Price Controls and Market Distortions

Overview

  • Price controls affect the signaling and incentive functions of prices.
  • They cause market distortions, misallocation, and shortages.

Laws Against Price Gouging

  • Common after natural disasters (e.g., hurricanes).
  • Governments often ban unconscionable price increases.
  • Demand for essential goods spikes (ice, food, generators, gasoline).

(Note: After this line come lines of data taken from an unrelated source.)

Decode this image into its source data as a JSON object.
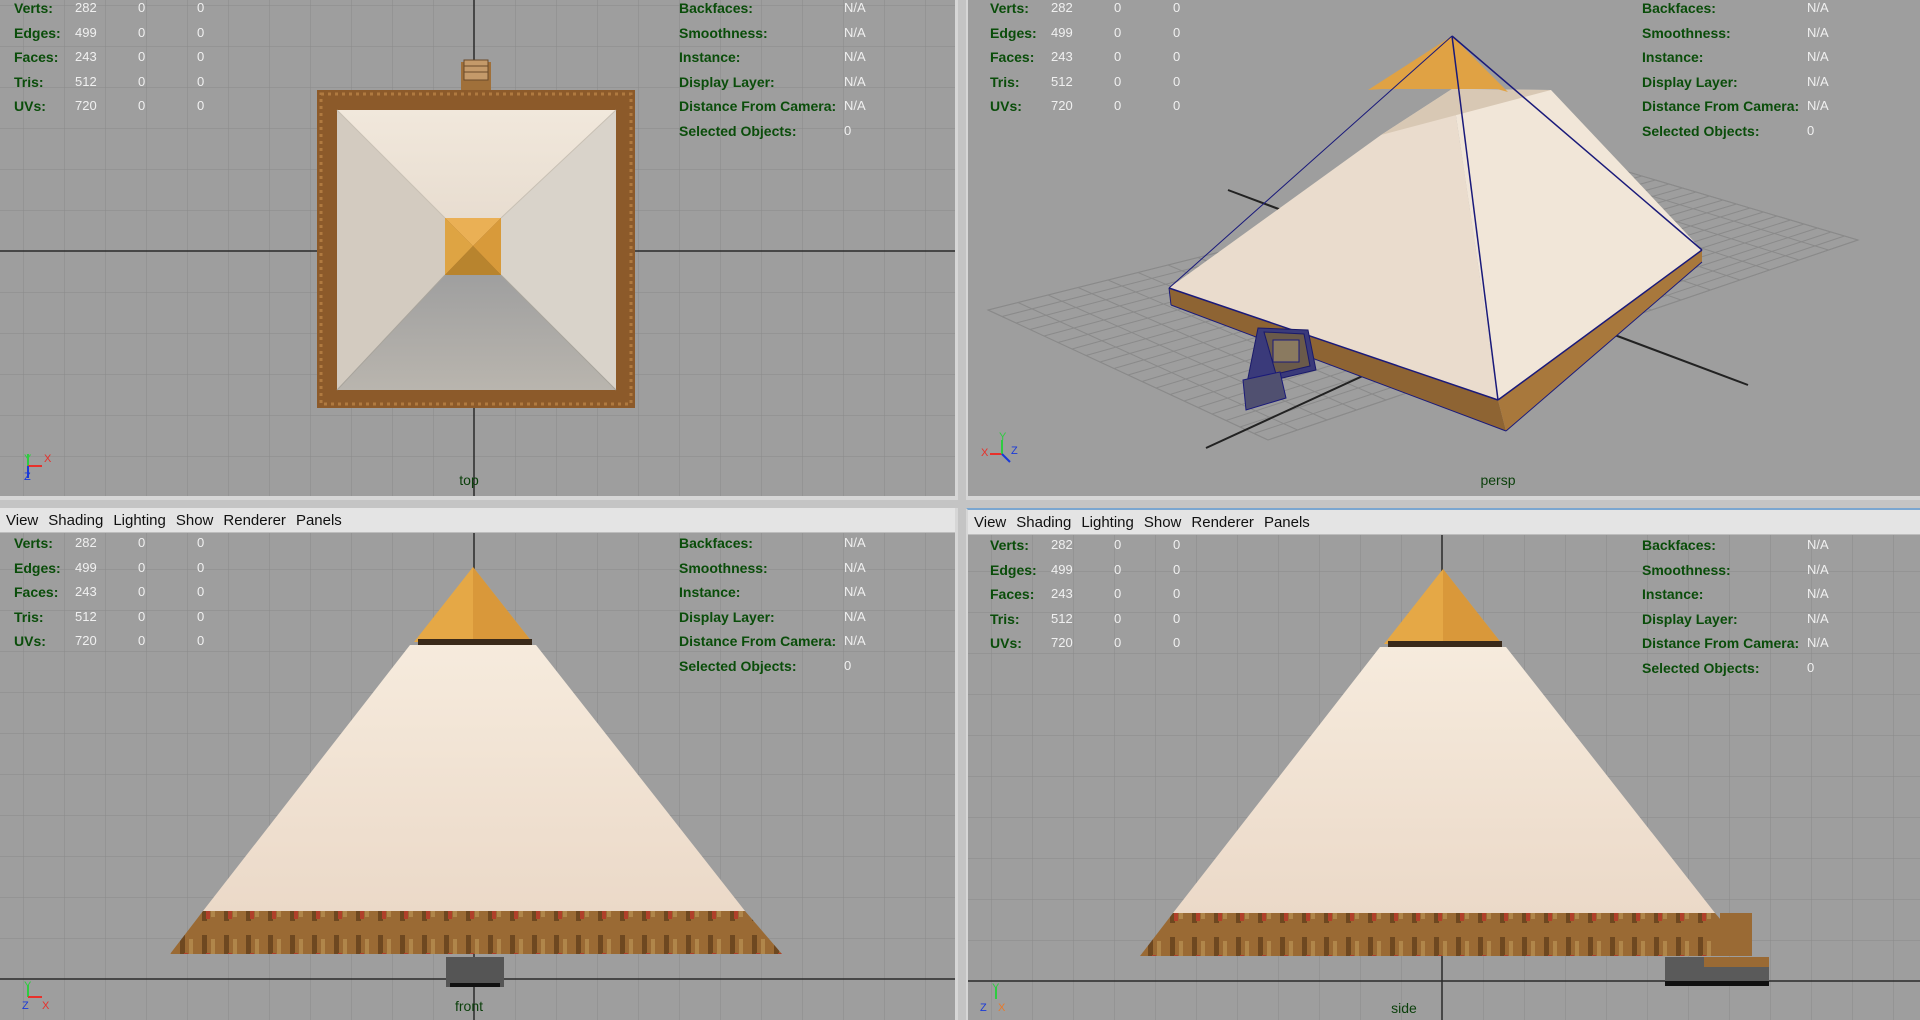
{
  "menu": [
    "View",
    "Shading",
    "Lighting",
    "Show",
    "Renderer",
    "Panels"
  ],
  "stats": [
    {
      "label": "Verts:",
      "values": [
        "282",
        "0",
        "0"
      ]
    },
    {
      "label": "Edges:",
      "values": [
        "499",
        "0",
        "0"
      ]
    },
    {
      "label": "Faces:",
      "values": [
        "243",
        "0",
        "0"
      ]
    },
    {
      "label": "Tris:",
      "values": [
        "512",
        "0",
        "0"
      ]
    },
    {
      "label": "UVs:",
      "values": [
        "720",
        "0",
        "0"
      ]
    }
  ],
  "info": [
    {
      "label": "Backfaces:",
      "value": "N/A"
    },
    {
      "label": "Smoothness:",
      "value": "N/A"
    },
    {
      "label": "Instance:",
      "value": "N/A"
    },
    {
      "label": "Display Layer:",
      "value": "N/A"
    },
    {
      "label": "Distance From Camera:",
      "value": "N/A"
    },
    {
      "label": "Selected Objects:",
      "value": "0"
    }
  ],
  "viewports": {
    "top": {
      "camera": "top",
      "axes": [
        "Y",
        "X",
        "Z"
      ]
    },
    "persp": {
      "camera": "persp",
      "axes": [
        "X",
        "Y",
        "Z"
      ]
    },
    "front": {
      "camera": "front",
      "axes": [
        "Y",
        "Z",
        "X"
      ]
    },
    "side": {
      "camera": "side",
      "axes": [
        "Y",
        "Z",
        "X"
      ]
    }
  },
  "colors": {
    "viewport_bg": "#9e9e9e",
    "grid": "#8a8a8a",
    "hud_label": "#0a4d0a",
    "hud_value": "#f0f0f0",
    "stone": "#eadfd0",
    "capstone": "#e5a846",
    "base_band": "#9a6a34",
    "selection": "#1a1a7a"
  }
}
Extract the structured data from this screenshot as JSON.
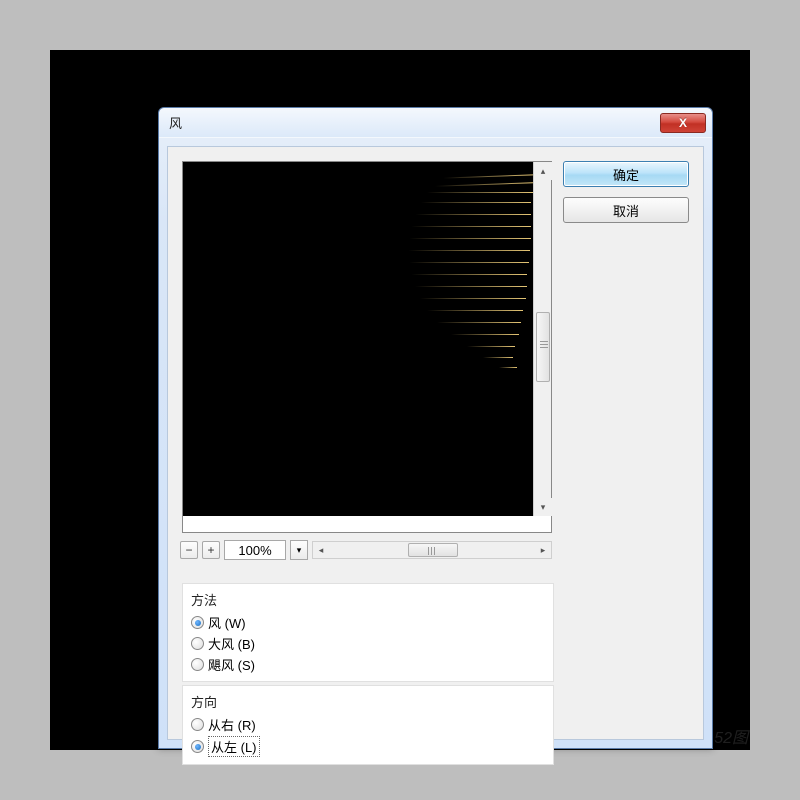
{
  "dialog": {
    "title": "风",
    "close_symbol": "X"
  },
  "buttons": {
    "ok": "确定",
    "cancel": "取消"
  },
  "zoom": {
    "minus": "−",
    "plus": "+",
    "value": "100%",
    "dropdown": "▾"
  },
  "method": {
    "title": "方法",
    "options": [
      {
        "label": "风 (W)",
        "checked": true
      },
      {
        "label": "大风 (B)",
        "checked": false
      },
      {
        "label": "飓风 (S)",
        "checked": false
      }
    ]
  },
  "direction": {
    "title": "方向",
    "options": [
      {
        "label": "从右 (R)",
        "checked": false
      },
      {
        "label": "从左 (L)",
        "checked": true,
        "focused": true
      }
    ]
  }
}
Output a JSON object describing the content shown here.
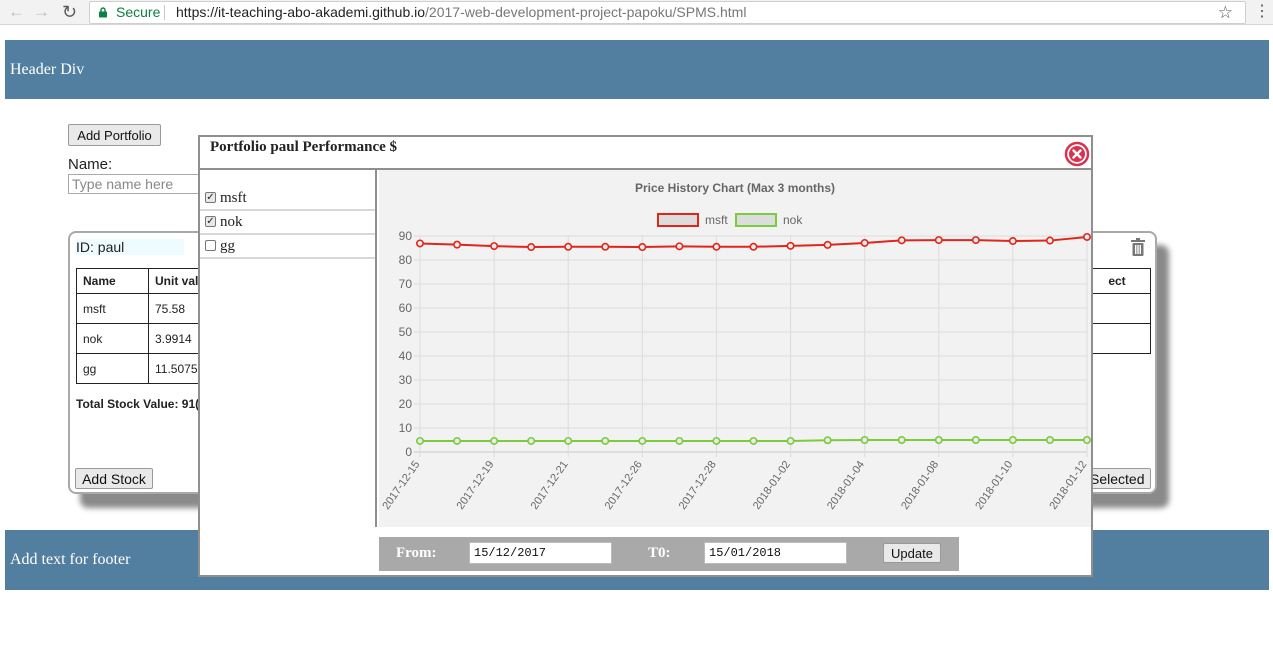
{
  "browser": {
    "secure_label": "Secure",
    "url_host": "https://it-teaching-abo-akademi.github.io",
    "url_path": "/2017-web-development-project-papoku/SPMS.html"
  },
  "page": {
    "header_text": "Header Div",
    "footer_text": "Add text for footer",
    "add_portfolio_label": "Add Portfolio",
    "name_label": "Name:",
    "name_placeholder": "Type name here"
  },
  "portfolio": {
    "id_label": "ID: paul",
    "columns": [
      "Name",
      "Unit val"
    ],
    "select_column": "ect",
    "rows": [
      {
        "name": "msft",
        "unit_value": "75.58"
      },
      {
        "name": "nok",
        "unit_value": "3.9914"
      },
      {
        "name": "gg",
        "unit_value": "11.5075"
      }
    ],
    "total_label": "Total Stock Value: 91(",
    "add_stock_label": "Add Stock",
    "remove_selected_label": "Selected"
  },
  "modal": {
    "title": "Portfolio paul Performance $",
    "stocks": [
      {
        "name": "msft",
        "checked": true
      },
      {
        "name": "nok",
        "checked": true
      },
      {
        "name": "gg",
        "checked": false
      }
    ],
    "from_label": "From:",
    "from_value": "15/12/2017",
    "to_label": "T0:",
    "to_value": "15/01/2018",
    "update_label": "Update"
  },
  "chart_data": {
    "type": "line",
    "title": "Price History Chart (Max 3 months)",
    "x": [
      "2017-12-15",
      "2017-12-18",
      "2017-12-19",
      "2017-12-20",
      "2017-12-21",
      "2017-12-22",
      "2017-12-26",
      "2017-12-27",
      "2017-12-28",
      "2017-12-29",
      "2018-01-02",
      "2018-01-03",
      "2018-01-04",
      "2018-01-05",
      "2018-01-08",
      "2018-01-09",
      "2018-01-10",
      "2018-01-11",
      "2018-01-12"
    ],
    "x_tick_labels": [
      "2017-12-15",
      "2017-12-19",
      "2017-12-21",
      "2017-12-26",
      "2017-12-28",
      "2018-01-02",
      "2018-01-04",
      "2018-01-08",
      "2018-01-10",
      "2018-01-12"
    ],
    "series": [
      {
        "name": "msft",
        "color": "#e0261b",
        "values": [
          86.9,
          86.4,
          85.8,
          85.4,
          85.5,
          85.5,
          85.4,
          85.7,
          85.5,
          85.5,
          85.9,
          86.3,
          87.1,
          88.2,
          88.3,
          88.3,
          87.9,
          88.1,
          89.6
        ]
      },
      {
        "name": "nok",
        "color": "#7acc3c",
        "values": [
          4.6,
          4.6,
          4.6,
          4.6,
          4.6,
          4.6,
          4.6,
          4.6,
          4.6,
          4.6,
          4.6,
          4.9,
          5.0,
          5.0,
          5.0,
          5.0,
          5.0,
          5.0,
          5.0
        ]
      }
    ],
    "ylim": [
      0,
      90
    ],
    "y_ticks": [
      0,
      10,
      20,
      30,
      40,
      50,
      60,
      70,
      80,
      90
    ],
    "grid": true,
    "legend": "top-center"
  }
}
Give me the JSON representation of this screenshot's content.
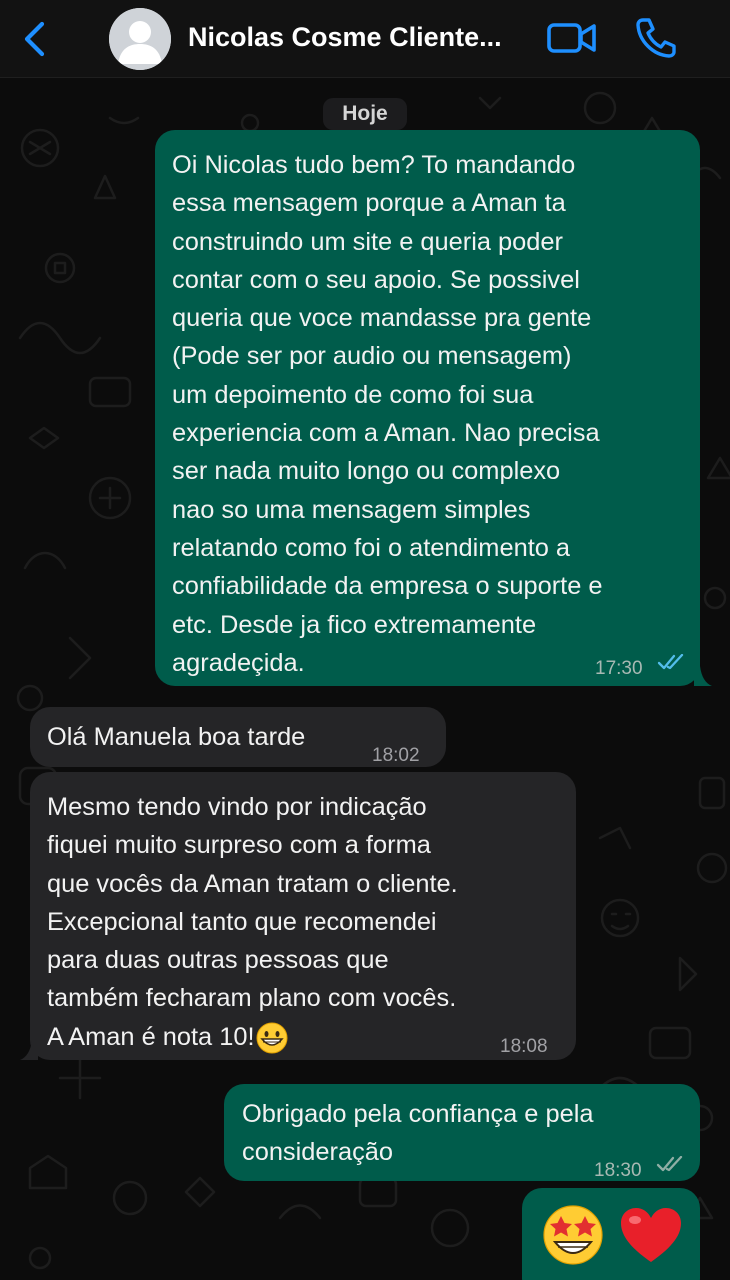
{
  "header": {
    "contact_name": "Nicolas Cosme Cliente...",
    "back_icon": "chevron-left-icon",
    "avatar_icon": "default-avatar-icon",
    "video_icon": "video-camera-icon",
    "call_icon": "phone-icon",
    "accent_color": "#1e8fff"
  },
  "chat": {
    "date_label": "Hoje",
    "messages": [
      {
        "direction": "outgoing",
        "text": "Oi Nicolas tudo bem? To mandando\nessa mensagem porque a Aman ta\nconstruindo um site e queria poder\ncontar com o seu apoio. Se possivel\nqueria que voce mandasse pra gente\n(Pode ser por audio ou mensagem)\num depoimento de como foi sua\nexperiencia com a Aman. Nao precisa\nser nada muito longo ou complexo\nnao so uma mensagem simples\nrelatando como foi o atendimento a\nconfiabilidade da empresa o suporte e\netc. Desde ja fico extremamente\nagradeçida.",
        "time": "17:30",
        "status": "read"
      },
      {
        "direction": "incoming",
        "text": "Olá Manuela boa tarde",
        "time": "18:02"
      },
      {
        "direction": "incoming",
        "text": "Mesmo tendo vindo por indicação\nfiquei muito surpreso com a forma\nque vocês da Aman tratam o cliente.\nExcepcional tanto que recomendei\npara duas outras pessoas que\ntambém fecharam plano com vocês.\nA Aman é nota 10!",
        "emoji": "grinning-face-icon",
        "time": "18:08"
      },
      {
        "direction": "outgoing",
        "text": "Obrigado pela confiança e pela\nconsideração",
        "time": "18:30",
        "status": "delivered"
      },
      {
        "direction": "outgoing",
        "emojis": [
          "star-struck-face-icon",
          "red-heart-icon"
        ]
      }
    ]
  },
  "colors": {
    "outgoing_bubble": "#005c4b",
    "incoming_bubble": "#252527",
    "read_ticks": "#53bdeb",
    "delivered_ticks": "#8faea5"
  }
}
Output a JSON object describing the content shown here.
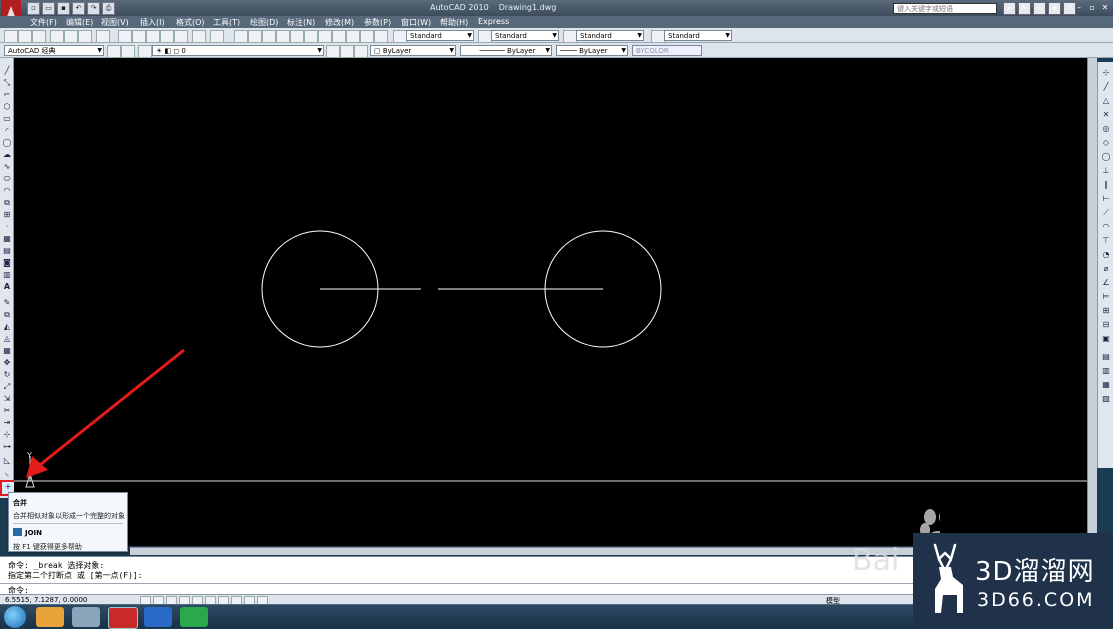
{
  "window": {
    "app_name": "AutoCAD 2010",
    "document": "Drawing1.dwg",
    "search_placeholder": "键入关键字或短语"
  },
  "menu": [
    "文件(F)",
    "编辑(E)",
    "视图(V)",
    "插入(I)",
    "格式(O)",
    "工具(T)",
    "绘图(D)",
    "标注(N)",
    "修改(M)",
    "参数(P)",
    "窗口(W)",
    "帮助(H)",
    "Express"
  ],
  "styles_toolbar": {
    "text_style": "Standard",
    "dim_style": "Standard",
    "table_style": "Standard",
    "mleader_style": "Standard"
  },
  "workspace_toolbar": {
    "workspace": "AutoCAD 经典",
    "layer": "0",
    "color": "ByLayer",
    "linetype": "ByLayer",
    "lineweight": "ByLayer",
    "plotstyle": "BYCOLOR"
  },
  "tooltip": {
    "title": "合并",
    "description": "合并相似对象以形成一个完整的对象",
    "command": "JOIN",
    "help": "按 F1 键获得更多帮助"
  },
  "command_line": {
    "line1": "命令: _break 选择对象:",
    "line2": "指定第二个打断点 或 [第一点(F)]:",
    "prompt": "命令:"
  },
  "status": {
    "coords": "6.5515, 7.1287, 0.0000",
    "model_label": "模型"
  },
  "watermark": {
    "brand": "3D溜溜网",
    "site": "3D66.COM",
    "baidu": "Bai"
  },
  "colors": {
    "canvas_bg": "#000000",
    "drawing_lines": "#ffffff",
    "annotation_arrow": "#e21b1b"
  }
}
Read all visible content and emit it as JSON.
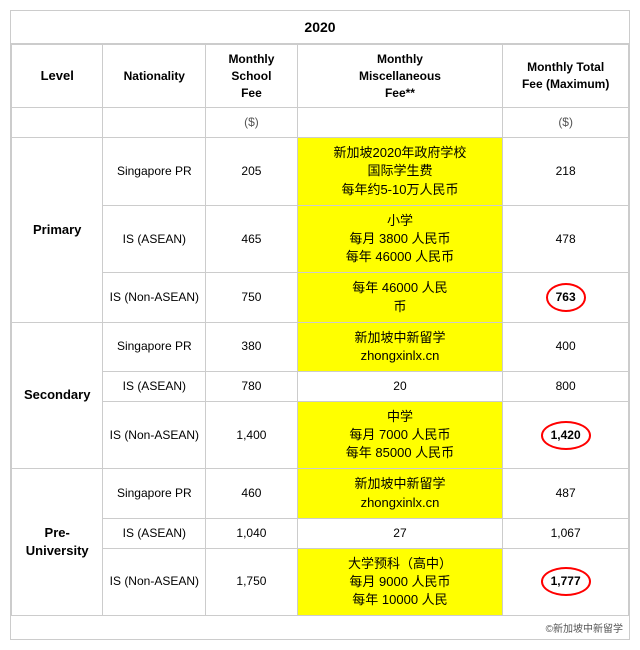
{
  "title": "2020",
  "headers": {
    "level": "Level",
    "nationality": "Nationality",
    "school_fee": "Monthly School Fee",
    "misc_fee": "Monthly Miscellaneous Fee**",
    "total_fee": "Monthly Total Fee (Maximum)"
  },
  "unit_row": {
    "school_fee_unit": "($)",
    "total_fee_unit": "($)"
  },
  "rows": [
    {
      "level": "Primary",
      "level_rowspan": 3,
      "nationality": "Singapore PR",
      "school_fee": "205",
      "misc_fee_yellow": true,
      "misc_fee_note": "新加坡2020年政府学校\n国际学生费\n每年约5-10万人民币",
      "total_fee": "218",
      "total_circled": false
    },
    {
      "level": "",
      "nationality": "IS (ASEAN)",
      "school_fee": "465",
      "misc_fee_yellow": true,
      "misc_fee_note": "小学\n每月 3800 人民币\n每年 46000 人民币",
      "total_fee": "478",
      "total_circled": false
    },
    {
      "level": "",
      "nationality": "IS (Non-ASEAN)",
      "school_fee": "750",
      "misc_fee_yellow": true,
      "misc_fee_note": "每年 46000 人民\n币",
      "total_fee": "763",
      "total_circled": true
    },
    {
      "level": "Secondary",
      "level_rowspan": 3,
      "nationality": "Singapore PR",
      "school_fee": "380",
      "misc_fee_yellow": true,
      "misc_fee_note": "新加坡中新留学\nzhongxinlx.cn",
      "total_fee": "400",
      "total_circled": false
    },
    {
      "level": "",
      "nationality": "IS (ASEAN)",
      "school_fee": "780",
      "misc_fee_yellow": false,
      "misc_fee_note": "20",
      "total_fee": "800",
      "total_circled": false
    },
    {
      "level": "",
      "nationality": "IS (Non-ASEAN)",
      "school_fee": "1,400",
      "misc_fee_yellow": true,
      "misc_fee_note": "中学\n每月 7000 人民币\n每年 85000 人民币",
      "total_fee": "1,420",
      "total_circled": true
    },
    {
      "level": "Pre-University",
      "level_rowspan": 3,
      "nationality": "Singapore PR",
      "school_fee": "460",
      "misc_fee_yellow": true,
      "misc_fee_note": "新加坡中新留学\nzhongxinlx.cn",
      "total_fee": "487",
      "total_circled": false
    },
    {
      "level": "",
      "nationality": "IS (ASEAN)",
      "school_fee": "1,040",
      "misc_fee_yellow": false,
      "misc_fee_note": "27",
      "total_fee": "1,067",
      "total_circled": false
    },
    {
      "level": "",
      "nationality": "IS (Non-ASEAN)",
      "school_fee": "1,750",
      "misc_fee_yellow": true,
      "misc_fee_note": "大学预科（高中）\n每月 9000 人民币\n每年 10000 人民",
      "total_fee": "1,777",
      "total_circled": true
    }
  ],
  "bottom_note": "©新加坡中新留学"
}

Market Dynamics Pre- and Post-Disaster

  • Before Hurricane:
    • Demand curve D0, supply curve, equilibrium at quantity Q0 and price P0.
  • After Hurricane:
    • Demand increases to D1.
    • In a free market, prices increase (to P1), signaling suppliers to bring in more goods.
    • Equilibrium quantity would shift to Q1.

Impact of Price Controls

  • Price Ceiling: Government sets ceiling at P0.
    • Quantity demanded increases to Q2.
    • Suppliers supply only Q0 due to inability to cover costs.
    • Results in a shortage: Q2 - Q0.
    • Misallocation occurs: Generators may not reach those with highest willingness to pay.

Consequences of Price Ceilings

  • Overconsumption and under-provision lead to shortages.
  • Deadweight loss.
  • Misallocation of resources.

Examples of Price Control Issues

  • Transportation: On busy nights (e.g., Saturday), unadjusted prices lead to ride shortages.
    • Increased demand with fixed prices results in cab shortages.
    • Misallocation: those less in need might get rides, while others willing to pay more cannot.
  • Free Parking:
    • Price ceiling of zero leads to high demand.
    • People pay with their time searching for spots.
    • Misallocation: those with lesser need might get spots over those with higher willingness to pay.

Conclusion

  • Price controls are a blunt instrument causing misallocation, long lines, and black markets.
  • They prevent productive exchanges at market-determined prices.
  • Often used because they appear to be an easy solution to managing high prices.
  • May reflect a lack of understanding or disregard for microeconomic principles by policymakers.